Professional Eating

Posted by Robert on May 8th, 2012


CHICAGO— Every year more than 58,000 restaurateurs from all over the nation (and over 100 countries) descend on Chicago for three days in May. It’s Disneyland for chefs and operators.

I’ve been coming to the National Restaurant Association’s annual trade show in Chicago, almost every year, since 1991. It helps our company stay on top of what is going on in the restaurant industry. We discover new equipment, notice new trends, and find goods and services that help us run more efficiently and effectively.

A secondary benefit to show is the exposure it affords. I love Chicago, but I love Chicago’s restaurants even more.

When I travel with Purple Parrot Café general manager, Dusty Frierson, we have one mission— to eat. It’s a serious undertaking and one that an untrained novice might not be able to handle.

Two weeks ago in Houston, Frierson and I ate a three-course authentic Mexican breakfast followed by enchiladas at one place, fajitas at another, and then a bacchanalia that involved six food trucks within a two-block area. All of that eating occurred in a four-hour span.

Trips to major cities involve careful planning, preparation, and research. Frierson meticulously planned this three-day excursion to the Windy City with the attention and precision of a field general preparing for battle.
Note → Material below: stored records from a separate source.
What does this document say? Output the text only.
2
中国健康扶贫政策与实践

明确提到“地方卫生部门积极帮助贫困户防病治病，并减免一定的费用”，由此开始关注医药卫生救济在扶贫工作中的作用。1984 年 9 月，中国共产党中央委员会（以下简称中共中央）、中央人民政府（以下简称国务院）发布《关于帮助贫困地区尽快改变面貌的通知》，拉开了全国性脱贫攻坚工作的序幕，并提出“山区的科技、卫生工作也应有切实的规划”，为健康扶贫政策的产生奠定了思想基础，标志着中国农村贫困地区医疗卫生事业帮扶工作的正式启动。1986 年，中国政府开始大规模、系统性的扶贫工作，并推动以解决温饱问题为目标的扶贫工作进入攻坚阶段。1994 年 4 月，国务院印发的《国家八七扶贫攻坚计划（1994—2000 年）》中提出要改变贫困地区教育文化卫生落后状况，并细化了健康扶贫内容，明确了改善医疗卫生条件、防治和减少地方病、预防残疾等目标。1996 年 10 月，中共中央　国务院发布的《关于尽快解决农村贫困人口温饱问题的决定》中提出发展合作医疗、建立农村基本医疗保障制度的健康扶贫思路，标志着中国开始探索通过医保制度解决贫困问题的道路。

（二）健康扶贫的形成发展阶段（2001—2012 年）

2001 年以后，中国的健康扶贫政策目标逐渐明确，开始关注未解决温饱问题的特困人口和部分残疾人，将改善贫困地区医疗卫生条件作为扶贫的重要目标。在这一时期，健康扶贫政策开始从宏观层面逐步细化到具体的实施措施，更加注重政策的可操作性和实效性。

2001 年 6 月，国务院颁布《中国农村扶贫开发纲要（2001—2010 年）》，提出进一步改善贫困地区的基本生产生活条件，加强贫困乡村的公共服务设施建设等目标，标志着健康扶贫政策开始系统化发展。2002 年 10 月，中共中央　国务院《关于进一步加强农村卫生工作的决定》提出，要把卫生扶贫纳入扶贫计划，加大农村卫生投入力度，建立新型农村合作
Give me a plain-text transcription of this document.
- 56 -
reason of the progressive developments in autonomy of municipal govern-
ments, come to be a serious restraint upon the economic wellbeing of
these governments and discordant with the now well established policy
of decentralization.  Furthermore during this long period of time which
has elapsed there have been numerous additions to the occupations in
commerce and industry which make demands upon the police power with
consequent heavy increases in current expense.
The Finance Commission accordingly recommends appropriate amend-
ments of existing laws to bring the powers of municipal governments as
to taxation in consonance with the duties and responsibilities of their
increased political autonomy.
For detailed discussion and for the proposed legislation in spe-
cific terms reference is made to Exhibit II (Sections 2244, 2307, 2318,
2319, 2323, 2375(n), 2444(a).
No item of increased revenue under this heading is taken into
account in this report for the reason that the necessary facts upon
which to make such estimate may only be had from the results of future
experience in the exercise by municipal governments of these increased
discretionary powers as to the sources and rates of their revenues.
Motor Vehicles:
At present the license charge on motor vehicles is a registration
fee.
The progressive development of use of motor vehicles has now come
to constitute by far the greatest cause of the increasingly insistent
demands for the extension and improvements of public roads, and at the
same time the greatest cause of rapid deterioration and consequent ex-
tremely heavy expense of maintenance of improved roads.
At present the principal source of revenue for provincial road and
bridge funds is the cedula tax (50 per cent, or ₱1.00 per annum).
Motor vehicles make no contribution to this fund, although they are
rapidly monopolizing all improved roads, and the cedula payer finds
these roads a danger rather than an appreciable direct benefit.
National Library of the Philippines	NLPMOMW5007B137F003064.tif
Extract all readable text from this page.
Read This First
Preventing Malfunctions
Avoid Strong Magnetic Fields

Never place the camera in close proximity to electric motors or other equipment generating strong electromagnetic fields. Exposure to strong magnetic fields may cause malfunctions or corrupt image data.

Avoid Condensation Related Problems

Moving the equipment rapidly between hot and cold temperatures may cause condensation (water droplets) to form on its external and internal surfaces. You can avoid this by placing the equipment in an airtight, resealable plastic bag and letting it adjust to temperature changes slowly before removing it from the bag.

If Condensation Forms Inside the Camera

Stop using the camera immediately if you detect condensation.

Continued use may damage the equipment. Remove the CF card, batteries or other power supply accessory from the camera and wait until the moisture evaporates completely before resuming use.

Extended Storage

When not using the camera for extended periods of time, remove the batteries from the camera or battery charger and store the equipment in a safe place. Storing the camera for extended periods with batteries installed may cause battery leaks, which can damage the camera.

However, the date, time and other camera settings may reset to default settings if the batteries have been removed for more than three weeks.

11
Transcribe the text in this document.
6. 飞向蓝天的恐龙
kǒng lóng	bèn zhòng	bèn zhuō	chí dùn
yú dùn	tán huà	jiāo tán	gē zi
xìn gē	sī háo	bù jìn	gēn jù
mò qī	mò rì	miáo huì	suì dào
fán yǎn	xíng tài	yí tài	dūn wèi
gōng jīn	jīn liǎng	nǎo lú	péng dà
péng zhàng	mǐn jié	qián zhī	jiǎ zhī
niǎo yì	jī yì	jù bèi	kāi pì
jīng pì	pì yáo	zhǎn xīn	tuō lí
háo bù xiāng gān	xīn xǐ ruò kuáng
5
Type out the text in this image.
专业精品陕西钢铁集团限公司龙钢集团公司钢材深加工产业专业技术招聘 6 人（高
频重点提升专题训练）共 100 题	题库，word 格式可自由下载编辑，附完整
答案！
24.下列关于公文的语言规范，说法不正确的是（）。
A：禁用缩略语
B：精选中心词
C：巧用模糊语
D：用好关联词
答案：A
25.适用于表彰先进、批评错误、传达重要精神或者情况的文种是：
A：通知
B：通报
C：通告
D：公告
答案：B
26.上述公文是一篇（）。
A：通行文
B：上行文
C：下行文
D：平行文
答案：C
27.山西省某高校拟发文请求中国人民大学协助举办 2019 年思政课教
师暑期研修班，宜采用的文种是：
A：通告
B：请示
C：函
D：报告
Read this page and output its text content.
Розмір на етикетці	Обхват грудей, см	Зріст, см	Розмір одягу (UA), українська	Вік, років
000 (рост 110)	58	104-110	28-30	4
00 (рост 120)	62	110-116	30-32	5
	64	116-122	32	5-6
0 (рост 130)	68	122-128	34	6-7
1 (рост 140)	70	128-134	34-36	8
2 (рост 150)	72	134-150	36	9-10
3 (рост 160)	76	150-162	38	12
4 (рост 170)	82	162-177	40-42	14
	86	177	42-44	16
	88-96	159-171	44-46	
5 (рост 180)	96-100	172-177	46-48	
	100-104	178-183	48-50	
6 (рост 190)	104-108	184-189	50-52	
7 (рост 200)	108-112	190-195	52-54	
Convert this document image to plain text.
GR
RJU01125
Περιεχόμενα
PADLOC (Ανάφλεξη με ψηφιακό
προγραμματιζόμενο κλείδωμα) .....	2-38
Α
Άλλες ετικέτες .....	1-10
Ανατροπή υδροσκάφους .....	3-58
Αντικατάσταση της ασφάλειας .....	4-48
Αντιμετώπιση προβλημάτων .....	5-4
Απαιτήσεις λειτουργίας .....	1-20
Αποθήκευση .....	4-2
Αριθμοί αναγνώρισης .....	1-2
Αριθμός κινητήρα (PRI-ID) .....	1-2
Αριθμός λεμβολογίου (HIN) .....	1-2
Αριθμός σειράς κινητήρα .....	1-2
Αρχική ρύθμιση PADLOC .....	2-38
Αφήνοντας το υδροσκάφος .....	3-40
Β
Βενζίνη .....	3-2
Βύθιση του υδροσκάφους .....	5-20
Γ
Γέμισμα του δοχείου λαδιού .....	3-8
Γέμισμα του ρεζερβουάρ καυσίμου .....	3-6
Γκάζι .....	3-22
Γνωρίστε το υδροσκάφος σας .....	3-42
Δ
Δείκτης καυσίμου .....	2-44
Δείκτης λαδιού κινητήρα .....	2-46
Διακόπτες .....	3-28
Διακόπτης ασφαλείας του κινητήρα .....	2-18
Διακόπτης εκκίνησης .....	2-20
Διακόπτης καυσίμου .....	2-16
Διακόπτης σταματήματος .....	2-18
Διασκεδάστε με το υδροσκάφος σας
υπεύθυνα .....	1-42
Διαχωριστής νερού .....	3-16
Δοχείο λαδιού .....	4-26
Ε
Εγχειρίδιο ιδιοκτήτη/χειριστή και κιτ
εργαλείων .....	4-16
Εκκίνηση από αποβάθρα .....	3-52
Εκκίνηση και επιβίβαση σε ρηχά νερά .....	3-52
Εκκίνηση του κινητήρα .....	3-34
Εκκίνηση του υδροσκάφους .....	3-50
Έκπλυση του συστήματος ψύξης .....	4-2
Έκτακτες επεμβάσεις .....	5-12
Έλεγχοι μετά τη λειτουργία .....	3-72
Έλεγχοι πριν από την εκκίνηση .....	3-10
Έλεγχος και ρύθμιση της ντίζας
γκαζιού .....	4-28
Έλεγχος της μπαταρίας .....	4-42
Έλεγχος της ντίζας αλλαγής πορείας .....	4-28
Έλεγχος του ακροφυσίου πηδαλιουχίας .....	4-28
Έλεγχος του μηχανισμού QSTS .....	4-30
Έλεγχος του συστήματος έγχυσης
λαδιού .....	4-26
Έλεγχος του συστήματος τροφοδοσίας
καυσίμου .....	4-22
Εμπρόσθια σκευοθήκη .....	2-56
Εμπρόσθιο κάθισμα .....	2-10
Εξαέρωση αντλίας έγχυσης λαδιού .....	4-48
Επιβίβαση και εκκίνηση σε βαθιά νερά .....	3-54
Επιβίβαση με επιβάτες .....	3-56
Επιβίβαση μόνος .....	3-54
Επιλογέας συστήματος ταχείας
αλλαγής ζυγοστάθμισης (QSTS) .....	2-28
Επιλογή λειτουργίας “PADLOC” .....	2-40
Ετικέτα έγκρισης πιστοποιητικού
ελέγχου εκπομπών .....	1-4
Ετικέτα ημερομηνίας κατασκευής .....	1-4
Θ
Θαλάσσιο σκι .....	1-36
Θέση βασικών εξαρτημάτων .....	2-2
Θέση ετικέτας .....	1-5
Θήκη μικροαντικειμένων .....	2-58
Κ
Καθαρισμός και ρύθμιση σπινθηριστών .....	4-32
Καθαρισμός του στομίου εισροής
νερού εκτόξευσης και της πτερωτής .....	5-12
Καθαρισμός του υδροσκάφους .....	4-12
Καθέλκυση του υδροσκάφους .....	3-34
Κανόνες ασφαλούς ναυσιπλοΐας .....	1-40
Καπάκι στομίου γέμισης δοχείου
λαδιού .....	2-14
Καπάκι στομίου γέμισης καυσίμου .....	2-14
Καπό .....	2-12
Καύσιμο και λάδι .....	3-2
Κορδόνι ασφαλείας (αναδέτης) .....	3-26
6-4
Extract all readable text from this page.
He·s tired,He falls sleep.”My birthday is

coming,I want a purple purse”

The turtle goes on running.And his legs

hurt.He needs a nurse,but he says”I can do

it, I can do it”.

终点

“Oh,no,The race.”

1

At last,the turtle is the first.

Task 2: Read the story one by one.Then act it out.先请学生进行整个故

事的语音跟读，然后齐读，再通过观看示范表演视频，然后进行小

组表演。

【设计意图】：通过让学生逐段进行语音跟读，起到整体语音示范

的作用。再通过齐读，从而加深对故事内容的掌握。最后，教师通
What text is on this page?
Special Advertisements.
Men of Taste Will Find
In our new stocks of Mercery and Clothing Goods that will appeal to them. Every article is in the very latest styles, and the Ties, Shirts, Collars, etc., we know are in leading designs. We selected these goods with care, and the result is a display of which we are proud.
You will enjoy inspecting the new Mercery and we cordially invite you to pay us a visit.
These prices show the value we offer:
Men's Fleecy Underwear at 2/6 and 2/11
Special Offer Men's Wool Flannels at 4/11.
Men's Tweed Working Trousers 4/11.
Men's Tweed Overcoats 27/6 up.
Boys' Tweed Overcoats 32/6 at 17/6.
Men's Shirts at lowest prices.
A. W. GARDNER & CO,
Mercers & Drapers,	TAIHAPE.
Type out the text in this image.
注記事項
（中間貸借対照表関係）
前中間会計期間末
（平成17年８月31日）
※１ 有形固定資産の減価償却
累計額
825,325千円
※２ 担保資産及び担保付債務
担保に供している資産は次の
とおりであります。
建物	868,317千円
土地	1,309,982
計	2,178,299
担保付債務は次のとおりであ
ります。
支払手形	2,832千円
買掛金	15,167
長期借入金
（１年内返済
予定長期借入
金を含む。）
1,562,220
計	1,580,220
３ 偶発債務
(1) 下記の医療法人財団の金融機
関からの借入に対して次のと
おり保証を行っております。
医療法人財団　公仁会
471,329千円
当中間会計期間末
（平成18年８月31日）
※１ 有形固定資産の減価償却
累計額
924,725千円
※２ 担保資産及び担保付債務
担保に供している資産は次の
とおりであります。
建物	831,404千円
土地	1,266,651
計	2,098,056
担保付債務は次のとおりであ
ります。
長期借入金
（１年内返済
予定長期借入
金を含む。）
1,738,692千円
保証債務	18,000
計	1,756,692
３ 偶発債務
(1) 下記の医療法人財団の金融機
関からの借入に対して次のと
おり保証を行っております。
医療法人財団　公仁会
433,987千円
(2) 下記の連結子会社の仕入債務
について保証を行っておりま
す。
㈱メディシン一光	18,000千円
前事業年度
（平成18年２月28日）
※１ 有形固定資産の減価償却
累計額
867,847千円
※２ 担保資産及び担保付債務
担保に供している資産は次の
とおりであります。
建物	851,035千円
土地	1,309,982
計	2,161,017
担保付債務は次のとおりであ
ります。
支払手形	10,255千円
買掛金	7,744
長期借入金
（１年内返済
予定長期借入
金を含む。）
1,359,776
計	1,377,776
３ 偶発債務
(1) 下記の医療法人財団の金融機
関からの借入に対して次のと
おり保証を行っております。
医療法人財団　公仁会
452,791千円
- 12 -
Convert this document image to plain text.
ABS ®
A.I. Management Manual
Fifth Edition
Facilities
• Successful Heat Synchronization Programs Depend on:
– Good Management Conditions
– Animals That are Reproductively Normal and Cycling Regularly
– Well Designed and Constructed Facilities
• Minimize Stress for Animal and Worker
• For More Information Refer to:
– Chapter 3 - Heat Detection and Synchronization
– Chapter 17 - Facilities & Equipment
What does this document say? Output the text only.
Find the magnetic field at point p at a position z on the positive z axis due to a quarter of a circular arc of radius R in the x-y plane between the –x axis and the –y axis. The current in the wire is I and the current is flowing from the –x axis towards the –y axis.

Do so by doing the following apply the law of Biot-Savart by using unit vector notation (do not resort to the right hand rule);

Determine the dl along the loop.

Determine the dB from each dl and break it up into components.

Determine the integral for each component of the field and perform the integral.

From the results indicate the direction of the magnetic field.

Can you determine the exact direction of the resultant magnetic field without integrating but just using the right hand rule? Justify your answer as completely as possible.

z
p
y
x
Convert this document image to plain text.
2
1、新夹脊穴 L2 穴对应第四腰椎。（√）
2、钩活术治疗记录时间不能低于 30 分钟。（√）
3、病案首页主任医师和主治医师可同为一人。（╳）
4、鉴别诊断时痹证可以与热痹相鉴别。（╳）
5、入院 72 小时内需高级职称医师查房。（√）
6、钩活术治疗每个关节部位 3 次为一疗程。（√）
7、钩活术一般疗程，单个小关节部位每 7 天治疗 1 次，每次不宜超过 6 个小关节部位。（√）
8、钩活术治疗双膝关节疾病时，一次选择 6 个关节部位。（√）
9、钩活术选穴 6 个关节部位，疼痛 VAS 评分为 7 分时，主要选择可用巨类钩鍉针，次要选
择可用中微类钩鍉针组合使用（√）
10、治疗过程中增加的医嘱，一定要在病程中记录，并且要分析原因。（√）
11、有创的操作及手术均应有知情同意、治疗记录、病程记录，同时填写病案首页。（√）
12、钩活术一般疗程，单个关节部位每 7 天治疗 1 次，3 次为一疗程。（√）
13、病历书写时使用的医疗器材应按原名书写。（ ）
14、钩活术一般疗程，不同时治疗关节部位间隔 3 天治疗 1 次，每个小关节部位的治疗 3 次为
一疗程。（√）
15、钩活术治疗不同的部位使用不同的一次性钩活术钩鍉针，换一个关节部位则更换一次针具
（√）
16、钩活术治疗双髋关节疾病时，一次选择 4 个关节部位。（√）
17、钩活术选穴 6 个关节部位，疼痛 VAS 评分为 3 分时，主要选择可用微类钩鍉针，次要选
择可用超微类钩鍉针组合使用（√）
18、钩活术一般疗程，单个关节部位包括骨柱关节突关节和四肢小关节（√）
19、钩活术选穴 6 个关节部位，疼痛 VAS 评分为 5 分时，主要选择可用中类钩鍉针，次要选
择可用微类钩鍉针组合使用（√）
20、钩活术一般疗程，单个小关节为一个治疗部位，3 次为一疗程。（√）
Purple Parrot Cafe Chef Jeremy Noffke, and our friend Jonathan joined us on the trip to Chicago. The eating prowess of Frierson has already been established. Noffke— one of the most naturally gifted and intuitive chefs I have ever known— is a skinny guy, but he has an unrivalled passion for fine dining. Our friend Jonathan is a salubrious eater who had been living on a steady diet of egg whites and plain white rice before this trip. Welcome to the big league, Jonathan.

On our first night in Chicago, we hit six places— three Michelin stars among them— eating full meals in three of them, in a compelling, foie gras and pork belly-filled seven-hour span.

The evening started at Carrie Nahabedian’s North Clark restaurant Naha. The service was outstanding, the appetizers were stellar, but the entrees left us a little unimpressed.

Before our early reservation at Naha, and as a last-minute addition to our dining schedule, I put our name on the waiting list at Frontera Grill across the street. I have often said that Rick Bayless knows more about Mexican cuisine than any chef in Mexico. He is one of the America’s most talented chefs and has a wall full of Beard awards and nominations to back up that statement. The waiting list was at the three-hour mark when I added our name. Before we left the list had grown to four hours.

Our next stop was Aviary, Grant Achatz’s cutting edge cocktail bar where the bartenders work their magic in a well-equipped space that looks more chemistry lab than back bar. There were immersion circulators running at full tilt in the back of the lab, and cocktails being smoke-infused inside of plastic bags in the front.

Maude’s Liquor Bar was like stepping into a Left Bank mainstay just off of the West Loop in Chicago. A second dinner at Blackbird proved that Paul Kahan hasn’t missed a beat since my first visit 10 years ago. Our friend Jonathan was ready to throw in the linen napkin after the Blackbird meal, but somehow gained his second wind and ventured on.

The visit of the night, and my new favorite restaurant in Chicago, was Top Chef winner and Beard nominee Stepanie Izard’s Girl & the Goat. Izard’s rustic room on West Randolph was loud and filled with more energy than any restaurant I’ve visited in years. The food was spot on, and Izard was working the pass well into the evening.

Girl & the Goat was so good, and so much fun, we returned twice on the same night. Our friend Jonathan made both trips.

The next day I ventured out after the trade show and grabbed a mid-afternoon seat at The Purple Pig. The packed-to-capacity Spanish influenced tribute to all things porcine was not on Frierson’s list, and halfway through my milk-braised pork shoulder and house-cured Iberico lardo I texted him and recommended he and Noffke stop in on their way back to the hotel.

Across town, our friend Jonathan was polishing off an entire deep-dish pizza (and no, it wasn’t of the egg white and rice variety) by himself. He was catching on. A lengthy trip to Big Star and a dinner at Michelin-starred Sepia rounded out the second day for me, as I threw in the linen napkin early on this night as the other three headed to Maria’s.

Two days down, one day to go. I am trying to figure out how to squeeze in return trips to The Purple Pig, Girl & the Goat, Publican Quality Meats, and Big Star while still visiting the remaining places on the list. Plain white rice is not on the menu and there’s not an egg white in sight. Jonathan might never be the same.